Documents detail 1948 Nakba crimes committed by Israel against Palestinians
2 min read
12 December, 2021
Based on classified documents, an investigation by an Israeli daily shows Israeli's leader were well-aware of the massacres committed against Palestinian civilians.
Referred to as the 'Nakba' by Palestinians, this brutal episode displaced around 80 percent of the Palestinian population [Getty]

Newly declassified Israeli government documents analysed by Israeli daily Haaretz and the Akevot Institute for Israeli-Palestinian Conflict Research revealed this week new details on the massacres perpetrated by Israeli forces in 1948 against Palestinians

The report, entitled Classified Docs Reveal Massacres of Palestinians in '48 – and What Israeli Leaders Knew, discussed two operations launched by the Israeli forces in October 1948.

Included in the documents were minutes from Israeli government meetings around the time of the Nakba, or the catastrophe, which showed that "Israel's leaders knew in real time about the blood-drenched events that accompanied the conquest of the Arab villages".

As part of an Israeli operation to seize Galilee, Israeli soldiers attacked dozens of Palestinian villages and forcefully expelled tens of thousands of their residents, the report revealed, bringing the Palestinian population in the area down from 120,000 people to just 30,000.

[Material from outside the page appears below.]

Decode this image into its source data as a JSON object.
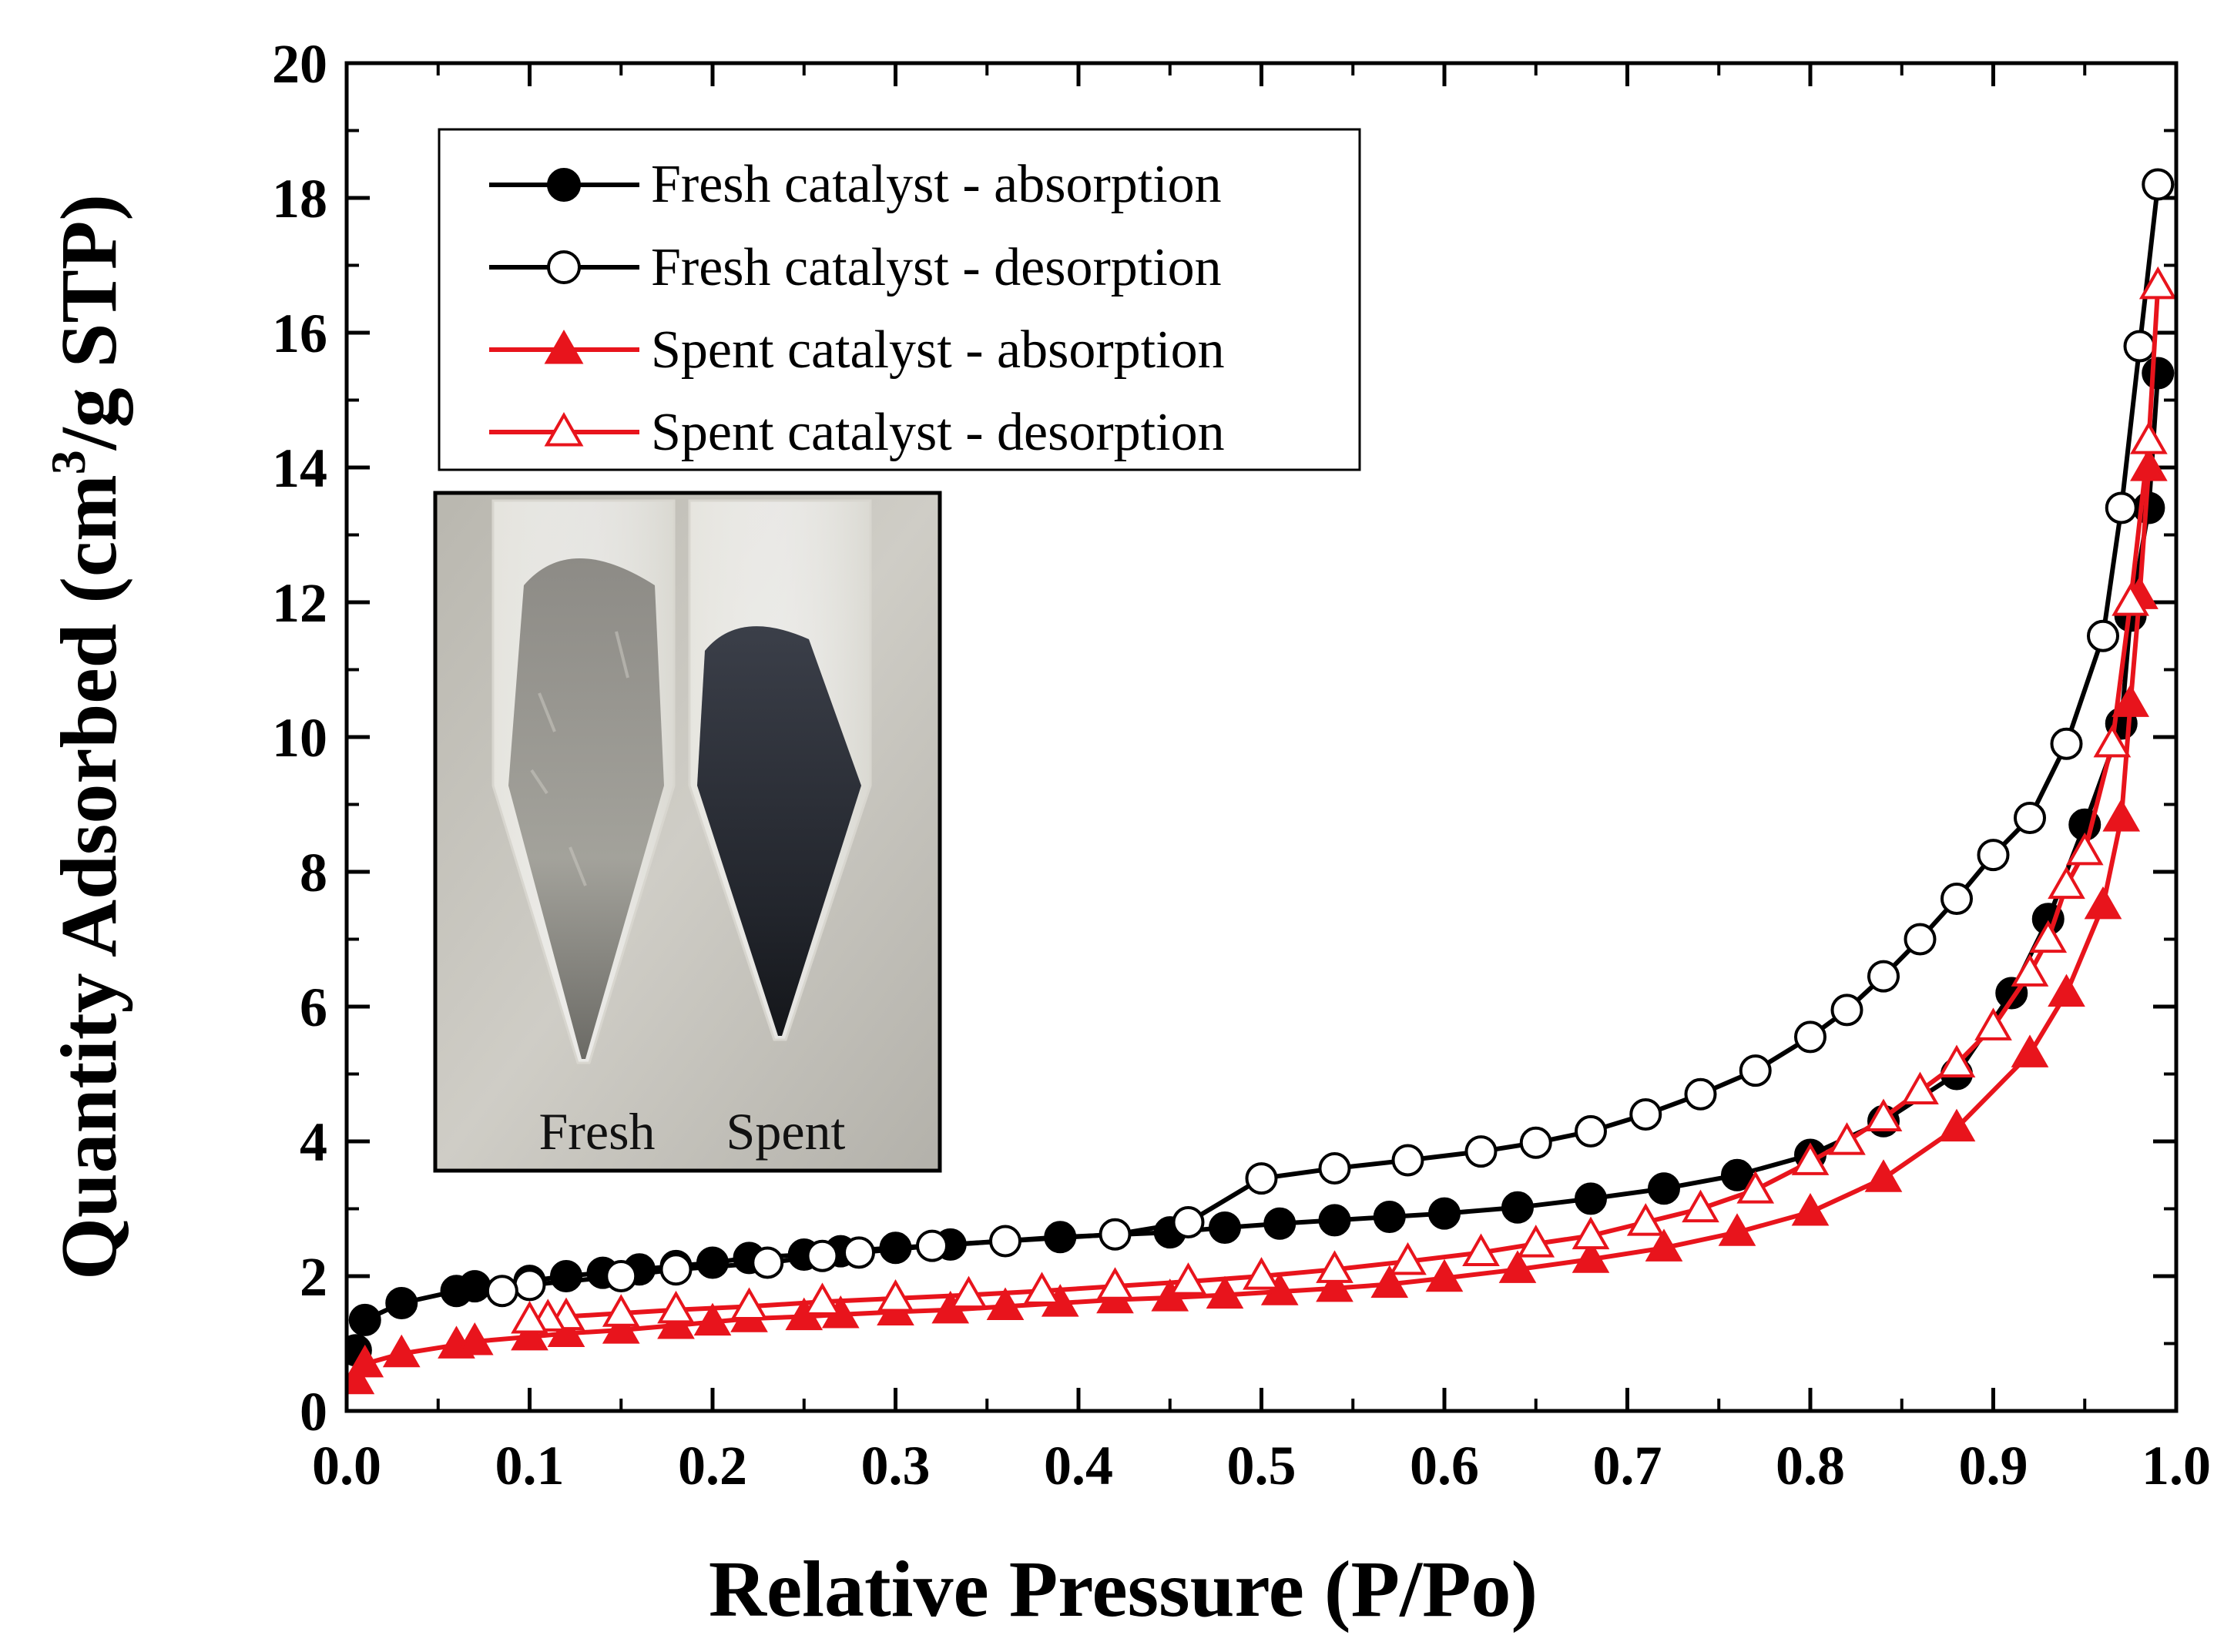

The investigation also provided new details on massacres that took place in three villages in the north - Al-Reineh, Meron and Al-Burj.

In 1948, British troops withdrew from Palestine, which had been under its mandate. Jewish settler groups immediately declared the creation of the state of Israel and invaded large swathes of Palestine. 

Referred to as the 'Nakba' by Palestinians, this brutal episode displaced around 80 percent of the Palestinian population - most of whom never returned home - and was marred by several massacres notably committed by Zionist paramilitary militias against Palestinian villages.

Much of the Israeli archives from this period remain classified, and many new historic details on the Nakba are slowly resurfacing.